After applying manual de-duplication and the exclusion criteria on the abstract, 1233 articles on hepatitis B and C prevalence were obtained (references to studies: web annex 1 of reference , out of which 582 included sero-markers of HBV infection. Most articles were excluded since they reported HBV markers other than HBeAg or were conducted among high-risk groups.

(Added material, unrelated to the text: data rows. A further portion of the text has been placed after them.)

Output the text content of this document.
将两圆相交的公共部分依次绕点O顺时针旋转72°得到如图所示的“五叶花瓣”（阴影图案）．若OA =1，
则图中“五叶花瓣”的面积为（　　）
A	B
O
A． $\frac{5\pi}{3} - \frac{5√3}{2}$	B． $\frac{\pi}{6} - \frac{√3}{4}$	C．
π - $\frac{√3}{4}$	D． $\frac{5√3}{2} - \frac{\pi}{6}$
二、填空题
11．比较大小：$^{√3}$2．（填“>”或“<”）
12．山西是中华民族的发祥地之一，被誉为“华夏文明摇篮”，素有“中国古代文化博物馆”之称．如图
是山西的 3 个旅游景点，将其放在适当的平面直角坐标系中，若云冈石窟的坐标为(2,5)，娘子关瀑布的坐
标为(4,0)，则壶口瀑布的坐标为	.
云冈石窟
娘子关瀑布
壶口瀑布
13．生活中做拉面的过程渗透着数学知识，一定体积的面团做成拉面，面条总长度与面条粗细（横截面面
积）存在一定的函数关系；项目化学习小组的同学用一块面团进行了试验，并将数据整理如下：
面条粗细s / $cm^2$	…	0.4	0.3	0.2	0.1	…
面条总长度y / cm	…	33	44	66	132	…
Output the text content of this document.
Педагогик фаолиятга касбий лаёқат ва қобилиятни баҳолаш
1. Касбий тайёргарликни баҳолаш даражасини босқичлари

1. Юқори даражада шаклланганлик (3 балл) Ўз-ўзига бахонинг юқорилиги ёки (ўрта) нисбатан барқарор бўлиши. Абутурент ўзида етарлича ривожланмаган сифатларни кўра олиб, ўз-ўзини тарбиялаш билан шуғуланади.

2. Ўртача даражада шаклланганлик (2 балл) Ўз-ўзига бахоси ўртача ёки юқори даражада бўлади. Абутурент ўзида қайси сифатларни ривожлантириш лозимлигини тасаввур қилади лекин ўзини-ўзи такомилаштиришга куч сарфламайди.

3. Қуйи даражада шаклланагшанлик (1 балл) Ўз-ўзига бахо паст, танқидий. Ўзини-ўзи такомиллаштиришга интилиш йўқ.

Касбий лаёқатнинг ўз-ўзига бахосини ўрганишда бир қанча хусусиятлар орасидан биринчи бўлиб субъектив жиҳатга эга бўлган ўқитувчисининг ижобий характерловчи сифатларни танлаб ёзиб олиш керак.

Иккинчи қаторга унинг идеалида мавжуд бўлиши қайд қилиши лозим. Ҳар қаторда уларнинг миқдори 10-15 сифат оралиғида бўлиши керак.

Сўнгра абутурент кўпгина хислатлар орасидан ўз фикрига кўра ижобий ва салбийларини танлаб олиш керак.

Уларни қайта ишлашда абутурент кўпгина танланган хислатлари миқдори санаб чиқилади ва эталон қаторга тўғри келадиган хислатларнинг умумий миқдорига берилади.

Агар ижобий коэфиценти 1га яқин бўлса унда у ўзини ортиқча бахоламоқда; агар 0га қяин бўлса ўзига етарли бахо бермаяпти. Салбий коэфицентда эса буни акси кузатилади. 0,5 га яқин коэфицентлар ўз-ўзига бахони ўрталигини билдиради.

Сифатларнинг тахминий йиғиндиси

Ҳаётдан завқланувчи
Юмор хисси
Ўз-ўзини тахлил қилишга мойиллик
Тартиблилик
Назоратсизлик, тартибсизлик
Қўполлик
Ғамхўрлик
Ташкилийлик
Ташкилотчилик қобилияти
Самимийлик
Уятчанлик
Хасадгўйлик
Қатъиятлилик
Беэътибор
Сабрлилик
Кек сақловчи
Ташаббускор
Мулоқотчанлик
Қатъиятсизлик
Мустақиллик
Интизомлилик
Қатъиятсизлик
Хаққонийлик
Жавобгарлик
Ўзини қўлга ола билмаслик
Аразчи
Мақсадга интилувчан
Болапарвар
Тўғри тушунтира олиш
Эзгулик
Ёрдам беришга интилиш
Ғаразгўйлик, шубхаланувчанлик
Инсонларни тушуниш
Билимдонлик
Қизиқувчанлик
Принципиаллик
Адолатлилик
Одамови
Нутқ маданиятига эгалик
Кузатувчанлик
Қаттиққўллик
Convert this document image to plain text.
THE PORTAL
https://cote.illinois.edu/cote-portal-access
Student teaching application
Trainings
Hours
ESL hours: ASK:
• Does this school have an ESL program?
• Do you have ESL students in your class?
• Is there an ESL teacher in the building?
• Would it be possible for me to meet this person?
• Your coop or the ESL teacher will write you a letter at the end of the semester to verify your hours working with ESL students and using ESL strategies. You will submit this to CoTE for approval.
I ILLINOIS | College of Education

Extracted data on HBeAg prevalence among HBsAg positive individuals were grouped according to 21 Global Burden of Disease Regions and criteria such as study population size, sampling procedure and representativeness were taken into consideration to rate the quality of the study. Using the extracted study seroprevalence data, prevalence of HBeAg was modeled using Dismod III v3.0, a generic disease modeling system , which models multiple disease parameters, including incidence, prevalence, remission, and mortality, in order to ensure consistency among the parameters. Data on each of these parameters are synthesized using a hierarchical empirical Bayesian model to make estimates for 21 world regions based on observed data in each modeled region, data observed in other regions, and data from other time periods (by estimating a time trend). Briefly, Dismod III first fits an empirical prior estimate separately for each disease parameter (e.g., prevalence and incidence). The empirical prior has the following elements: geographic hierarchy, in which estimates for each region are informed by data from the same region and (to a lesser extent) data from other regions; a flexible age pattern; a linear time trend; and an offset for data on males. Second, for each time period (1980–1997 and 1997-present), sex, and region, Dismod fits a Bayesian model using all data in that time-sex-region group and empirical priors for all epidemiological parameters, generating posterior estimates of incidence, prevalence, remission, and mortality that are internally consistent. In our model, the empirical priors for incidence, remission, and mortality were uninformative; thus the posterior was informed only by prevalence data. Like the empirical prior, the posterior models also incorporate linear time trends, flexible age patterns, and offsets for data on males.